La forza di una lettera
Scrivete ai prigionieri politici in carcere in Russia, è un gesto prezioso. Si fa così
La giornata mondiale per la libertà di stampa al Giardino dei giusti di Milano ricordando le vittime della repressione di Mosca: con meno di due euro si può scrivere una lettera a un detenuto nella Federazione russa
“Per favore, scrivete lettere ai prigionieri politici”, ha detto Evgenia Kara-Murza, la moglie di Vladimir, condannato qualche settimana fa da un tribunale russo a 25 anni di carcere per essersi opposto alla guerra in Ucraina. Scrivete, scrivete, le lettere sono un bene prezioso “per il morale dei detenuti, combattono l’isolamento e danno speranza”, sono lo strumento per mostrare solidarietà e affievolire la solitudine, perché in quelle celle, come in tutte le celle, si rischia di essere scordati e ignorati, che è poi l’obiettivo di Vladimir Putin e di tutti i regimi, reprimere il dissenso, levarcerlo da sotto gli occhi così poi noi finiremo per dimenticarlo.
Oggi al Giardino dei giusti di Milano si è celebrata la giornata mondiale per la libertà di stampa ricordando i giornalisti che sono finiti nelle carceri russe, gli attivisti, i dissidenti, chi si oppone alla guerra, le vittime della repressione russa contro chi cerca di raccontare e testimoniare la realtà.
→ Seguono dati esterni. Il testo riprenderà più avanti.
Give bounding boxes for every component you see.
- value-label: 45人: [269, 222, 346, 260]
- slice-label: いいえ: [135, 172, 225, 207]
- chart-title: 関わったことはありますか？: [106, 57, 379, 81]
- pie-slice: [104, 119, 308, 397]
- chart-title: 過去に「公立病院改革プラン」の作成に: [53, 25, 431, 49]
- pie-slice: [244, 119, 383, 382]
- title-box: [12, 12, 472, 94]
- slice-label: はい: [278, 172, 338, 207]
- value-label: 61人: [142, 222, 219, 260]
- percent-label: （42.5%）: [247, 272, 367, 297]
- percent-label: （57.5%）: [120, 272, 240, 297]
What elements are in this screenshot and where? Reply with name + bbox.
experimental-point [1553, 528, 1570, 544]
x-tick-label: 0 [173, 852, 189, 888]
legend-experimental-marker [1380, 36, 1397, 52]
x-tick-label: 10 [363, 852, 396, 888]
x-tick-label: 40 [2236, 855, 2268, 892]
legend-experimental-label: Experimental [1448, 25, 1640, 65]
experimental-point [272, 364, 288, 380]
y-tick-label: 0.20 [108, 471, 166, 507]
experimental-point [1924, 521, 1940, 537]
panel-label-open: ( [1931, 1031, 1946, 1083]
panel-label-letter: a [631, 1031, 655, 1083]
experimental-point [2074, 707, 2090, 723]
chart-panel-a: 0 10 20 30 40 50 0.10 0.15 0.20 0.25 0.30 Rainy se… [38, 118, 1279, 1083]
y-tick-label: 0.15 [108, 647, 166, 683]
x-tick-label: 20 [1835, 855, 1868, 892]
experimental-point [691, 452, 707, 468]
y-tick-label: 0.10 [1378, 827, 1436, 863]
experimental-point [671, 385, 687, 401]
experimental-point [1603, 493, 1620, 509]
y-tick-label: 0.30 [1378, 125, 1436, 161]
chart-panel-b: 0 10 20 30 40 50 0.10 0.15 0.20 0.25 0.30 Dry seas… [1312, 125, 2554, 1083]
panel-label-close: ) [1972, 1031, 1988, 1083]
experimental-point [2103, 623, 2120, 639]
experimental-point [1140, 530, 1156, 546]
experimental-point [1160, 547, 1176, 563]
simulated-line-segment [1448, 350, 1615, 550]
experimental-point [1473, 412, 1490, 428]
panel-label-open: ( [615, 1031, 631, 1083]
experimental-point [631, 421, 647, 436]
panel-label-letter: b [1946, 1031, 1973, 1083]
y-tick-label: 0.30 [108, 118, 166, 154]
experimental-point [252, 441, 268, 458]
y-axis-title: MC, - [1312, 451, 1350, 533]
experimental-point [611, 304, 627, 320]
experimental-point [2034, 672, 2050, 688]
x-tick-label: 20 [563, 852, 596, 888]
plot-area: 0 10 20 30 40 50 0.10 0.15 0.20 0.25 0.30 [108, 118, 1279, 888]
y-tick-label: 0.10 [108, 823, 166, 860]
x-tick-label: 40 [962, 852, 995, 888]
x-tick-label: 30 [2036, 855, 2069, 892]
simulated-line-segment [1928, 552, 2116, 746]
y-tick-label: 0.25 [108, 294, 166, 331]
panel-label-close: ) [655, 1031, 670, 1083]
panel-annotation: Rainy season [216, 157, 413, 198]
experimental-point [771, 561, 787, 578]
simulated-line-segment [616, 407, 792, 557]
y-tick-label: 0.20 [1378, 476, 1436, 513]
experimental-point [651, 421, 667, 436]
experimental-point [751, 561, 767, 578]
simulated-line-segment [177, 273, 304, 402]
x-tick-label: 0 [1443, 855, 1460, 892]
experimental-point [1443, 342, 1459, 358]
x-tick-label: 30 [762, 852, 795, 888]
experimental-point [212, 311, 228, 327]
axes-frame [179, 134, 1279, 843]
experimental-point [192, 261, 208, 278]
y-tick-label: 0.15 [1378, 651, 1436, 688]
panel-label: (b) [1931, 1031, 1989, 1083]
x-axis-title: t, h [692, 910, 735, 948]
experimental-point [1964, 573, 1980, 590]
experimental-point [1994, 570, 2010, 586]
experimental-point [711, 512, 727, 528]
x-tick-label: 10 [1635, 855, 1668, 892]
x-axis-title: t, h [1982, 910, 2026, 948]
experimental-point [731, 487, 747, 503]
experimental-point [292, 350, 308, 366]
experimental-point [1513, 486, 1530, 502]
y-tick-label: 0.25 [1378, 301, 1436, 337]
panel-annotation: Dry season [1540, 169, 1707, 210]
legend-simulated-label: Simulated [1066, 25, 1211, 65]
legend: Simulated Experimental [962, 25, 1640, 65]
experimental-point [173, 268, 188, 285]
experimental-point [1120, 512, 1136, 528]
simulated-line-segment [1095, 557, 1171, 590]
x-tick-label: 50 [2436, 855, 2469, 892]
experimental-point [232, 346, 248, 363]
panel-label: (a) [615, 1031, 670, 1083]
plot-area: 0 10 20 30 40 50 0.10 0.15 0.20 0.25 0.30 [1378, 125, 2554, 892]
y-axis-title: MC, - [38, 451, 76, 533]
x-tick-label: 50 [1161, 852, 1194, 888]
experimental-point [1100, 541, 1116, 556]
Con la regia della Fondazione Gariwo, tra le gigantografie dell’installazione fotografica “Inversione” del fotografo Danila Tkachenko (inseguito da un mandato di arresto internazionale dello stato russo per aver manifestato contro la guerra), alcuni giornalisti e attivisti russi, ucraini e bielorussi hanno raccontato quest’anno di conflitto e la persecuzione del dissenso in ogni angolo raggiungibile dalla violenza russa. Hanno fatto i nomi, soprattutto, di chi è rinchiuso nelle prigioni dei regimi, i nomi che sentiamo più spesso – Evan Gershkovich, il reporter del Wall Street Journal arrestato con l’accusa di spionaggio – e quelli che sentiamo poco, come le voci dei 25 prigionieri politici russi raccolte nel volume “Proteggi le mie parole”. Qualche giorno fa sul Financial Times, Polina Ivanova ha scritto una lettera a “Evan, il mio amico rinchiuso in una prigione russa”, che cominciava così: “Scrivere al mio migliore amico costa 20 rubli a pagina, 65 per la busta, 75 in più per dargli la possibilità di rispondere”: con meno di due euro, si può far sentire meno solo un detenuto. Gershkovich ha risposto ai suoi amici, “fa battute, descrive i piccoli e quasi divertenti dettagli della vita in prigione per farci ridere”; anche la mamma della Ivanova gli ha scritto: “Hai avuto una giovinezza bellissima a Mosca, nessuno può rubartela”. Il giornalista le ha risposto: “Sto ancora girovagando per Mosca, solo in un unico posto, per ora”.
Al Giardino dei giusti, Maria Mikaelyan della Comunità dei russi liberi mi ha detto che le lettere sono importanti, che più ne arrivano più si ha la possibilità che almeno qualcuna passi la censura delle guardie e arrivi al detenuto. Per le carceri in cui ci sono i prigioneri ancora sotto processo si usa il Fsin pis’mo, il sistema centralizzato gestito dalle carceri per le lettere ai detenuti: con meno di un euro (che va ai carcerieri) puoi mandare un’email, il sistema ti dice se la lettera è stata accettata, “ma non saprai mai se poi il destinatario l’ha potuta leggere”, dice Maria. Nelle colonie penali è peggio: c’è un sistema gratuito di missive gestito da attivisti che si chiama Rosuznik (si possono anche fare donazioni), le lettere poi vengono raccolte dagli avvocati che sono gli unici interlocutori dei detenuti che hanno già ricevuto una o più condanne. Gli avvocati le stampano, le mettono negli scatoloni, “ma non è detto che poi riescano a consegnarle – dice Maria – Hanno sempre poco tempo con i loro assistiti e altre urgenze in quei pochi minuti concessi”. Ma qualcosa passa e arriva, come ha detto Alexei Navalny, ringraziando della solidarietà che riesce a sentire anche oltre il muro della censura, delle privazioni, dell’isolamento: le lettere sono preziose.